İslâm Şeriatına göre ‘fısk'ın üç derecesi
vardır:

1-
Günahı çirkin kabul etmekle beraber ara sıra günah işlemek,

2-
Günahın haram olduğunu bile bile ısrarlı ve devamlı bir şekilde işlemek,

3-
Günahın çirkinliğini kabul etmeyerek, yani günahları helâl sayarak onu
yapmaktır.

Üçüncü derece şüphesiz ki İslâm'ın inkâr ve küfr
dediği derecedir. İnsan yaratılışı gereği itaat ta edilebilir, günah ta
işleyebilir. Allah (cc) genelde insanlara, özelde de günah işleyen mü'minlere
tevbeyi tavsiye ediyor. Mü'minlerin bile bile günahta ısrar etmeyeceklerini,
hatalarını anladıkları zaman bu hatalarından vaz geçeceklerini haber veriyor.[1]

Ancak bir kimse günahı kendi aklınca helâl kabul
ederek, Allah'ın koyduğu sınırları tanımazsa, ısrarlı bir şekilde Din'in günah
saydığı şeyleri işlemeye korkusuzca devam ederse; bu tutum, inkârdan, Allah'a
karşı gelmekten başka bir şey değildir.

Mü'minler hakkında ‘fısk', bazen onları küfre
götürebilecek hassas bir noktadır.
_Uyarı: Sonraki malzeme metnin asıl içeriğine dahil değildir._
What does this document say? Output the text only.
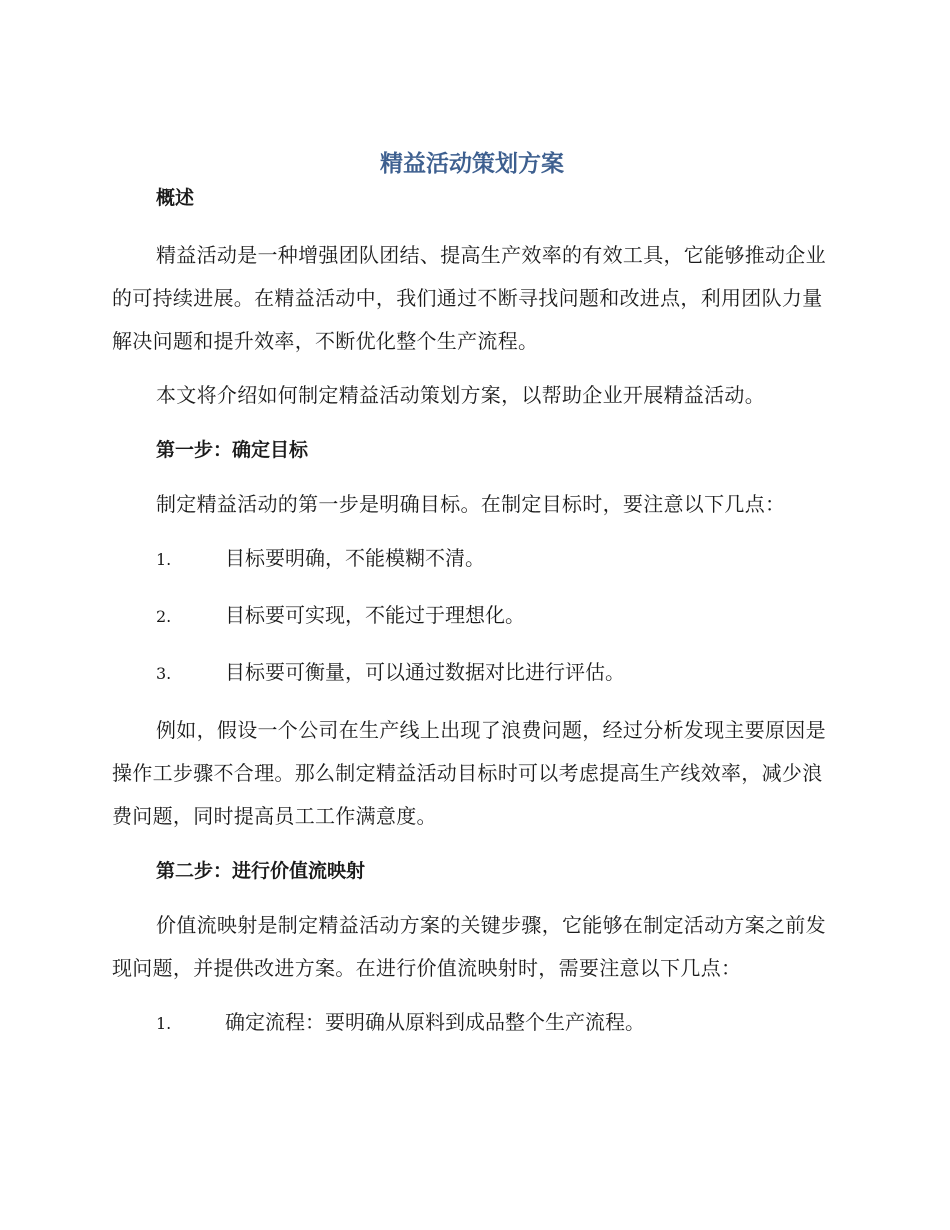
精益活动策划方案

概述

精益活动是一种增强团队团结、提高生产效率的有效工具，它能够推动企业的可持续进展。在精益活动中，我们通过不断寻找问题和改进点，利用团队力量解决问题和提升效率，不断优化整个生产流程。

本文将介绍如何制定精益活动策划方案，以帮助企业开展精益活动。

第一步：确定目标

制定精益活动的第一步是明确目标。在制定目标时，要注意以下几点：

1.	目标要明确，不能模糊不清。
2.	目标要可实现，不能过于理想化。
3.	目标要可衡量，可以通过数据对比进行评估。

例如，假设一个公司在生产线上出现了浪费问题，经过分析发现主要原因是操作工步骤不合理。那么制定精益活动目标时可以考虑提高生产线效率，减少浪费问题，同时提高员工工作满意度。

第二步：进行价值流映射

价值流映射是制定精益活动方案的关键步骤，它能够在制定活动方案之前发现问题，并提供改进方案。在进行价值流映射时，需要注意以下几点：

1.	确定流程：要明确从原料到成品整个生产流程。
Peygamberimiz (sav) mü'minleri küçük
günâhlardan bile sakındırıyor. Küçük günahları işlemeyi alışkanlık haline
getirmek, mü'mini büyük günah işlemeye alıştırır. Onları da devamlı yapan,
giderek işlediği günahların helâl olduğunu, onların haram olmadığını kabul etme
tehlikesine kadar götürür.

Bu da ‘fısk'tan başka bir şey değildir. Dikkat
edilirse günahları çekinmeden işlemek ancak inkâr edenlerin, Allah'a karşı
gelenlerin tavrıdır. Kur'an, onların bu tutumlarına ‘fısk', kendilerine de
‘fasık' diyor. Mü'minleri de onların bu ‘fısk' olan davranışlarından
sakındırıyor.[2]







[1]
Ali İmran: 3/135.



[2]
Hüseyin K. Ece, İslam'ın Temel Kavramları, Beyan Yayınları: 202-203.